—Pourquoi toujours deux poids et deux mesures? continua Magimier. Pourquoi toujours pour vous, brigands de mâles, l’assiette au beurre?
—Mais, ma parole! exclama l’un de ces honorables, on jurerait entendre Elvire Potarlot en personne! Ce sont les même arguments, les mêmes expressions, la même ...
—Je m’en vais vous le dire, pourquoi, mon bon Magimier, interrompit l’autre, bien que vous le sachiez ou le sussiez tout comme moi, sinon mieux. C’est que les brigands de mâles, comme vous les appelez, restent mâles au milieu des neiges mêmes de la vieillesse; tandis que la femme, qui, aux abords de la cinquantaine, double le cap de la ménopause ... Vous savez ce que c’est que la ménopause, Magimier?

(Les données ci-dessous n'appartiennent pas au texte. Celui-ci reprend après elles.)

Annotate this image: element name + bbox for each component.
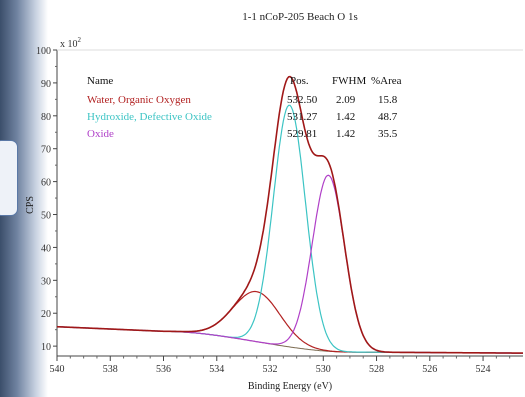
x-tick-label: 532	[263, 364, 278, 375]
component-curve-1	[56, 290, 523, 354]
x-tick-label: 536	[156, 364, 171, 375]
legend-area-1: 15.8	[378, 94, 398, 106]
legend-header-fwhm: FWHM	[332, 75, 366, 87]
legend-header-name: Name	[87, 75, 113, 87]
envelope-curve	[56, 75, 523, 354]
y-tick-label: 50	[41, 211, 51, 222]
x-tick-label: 524	[476, 364, 491, 375]
callout-box	[0, 140, 18, 216]
x-tick-label: 526	[422, 364, 437, 375]
background-curve	[56, 326, 523, 354]
y-tick-label: 70	[41, 145, 51, 156]
y-tick-label: 10	[41, 342, 51, 353]
y-axis-ticks: 10 20 30 40 50 60 70 80 90 100	[36, 46, 57, 353]
y-tick-label: 60	[41, 178, 51, 189]
component-curve-2	[56, 104, 523, 354]
x-axis-label: Binding Energy (eV)	[248, 381, 332, 392]
x-tick-label: 528	[369, 364, 384, 375]
y-tick-label: 30	[41, 276, 51, 287]
x-axis-ticks: 540 538 536 534 532 530 528 526 524	[50, 356, 511, 375]
y-axis-label: CPS	[25, 196, 36, 214]
legend-pos-3: 529.81	[287, 128, 317, 140]
legend-fwhm-1: 2.09	[336, 94, 356, 106]
x-tick-label: 534	[209, 364, 224, 375]
component-curve-3	[56, 174, 523, 354]
legend-area-2: 48.7	[378, 111, 398, 123]
x-tick-label: 540	[50, 364, 65, 375]
x-tick-label: 538	[103, 364, 118, 375]
legend: Name Pos. FWHM %Area Water, Organic Oxyg…	[87, 75, 402, 140]
legend-area-3: 35.5	[378, 128, 398, 140]
y-tick-label: 90	[41, 79, 51, 90]
x-tick-label: 530	[316, 364, 331, 375]
y-tick-label: 40	[41, 243, 51, 254]
legend-fwhm-3: 1.42	[336, 128, 355, 140]
y-multiplier-label: x 102	[60, 36, 82, 50]
legend-header-pos: Pos.	[290, 75, 309, 87]
y-tick-label: 100	[36, 46, 51, 57]
legend-name-2: Hydroxide, Defective Oxide	[87, 111, 212, 123]
chart-title: 1-1 nCoP-205 Beach O 1s	[242, 11, 358, 23]
y-tick-label: 80	[41, 112, 51, 123]
legend-pos-1: 532.50	[287, 94, 318, 106]
legend-fwhm-2: 1.42	[336, 111, 355, 123]
legend-name-1: Water, Organic Oxygen	[87, 94, 191, 106]
y-tick-label: 20	[41, 309, 51, 320]
legend-pos-2: 531.27	[287, 111, 318, 123]
series-curves	[56, 75, 523, 354]
legend-rows: Water, Organic Oxygen 532.50 2.09 15.8 Hydro…	[87, 94, 398, 140]
legend-name-3: Oxide	[87, 128, 114, 140]
legend-header-area: %Area	[371, 75, 402, 87]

En d’autres termes, nous sommes toujours hommes, et il vient un moment où la femme n’est plus femme. Est-ce compris?
—Farceur!
—En fait de farceurs, c’est bien vous ...
—C’est bien vous, Magimier, qui tenez la corde!
—Ah! vieille ficelle!»
Il est à présumer cependant que les petites distractions et galantes rémunérations que tirait M. le député de Seine-et-Loire de ses rapports avec les saintes et apôtres du féminisme ne pouvaient lui suffire, car la société de Salomon à laquelle il avait l’heur et l’honneur d’appartenir ne comptait pas de membre plus actif, plus pratiquant et plus exigeant.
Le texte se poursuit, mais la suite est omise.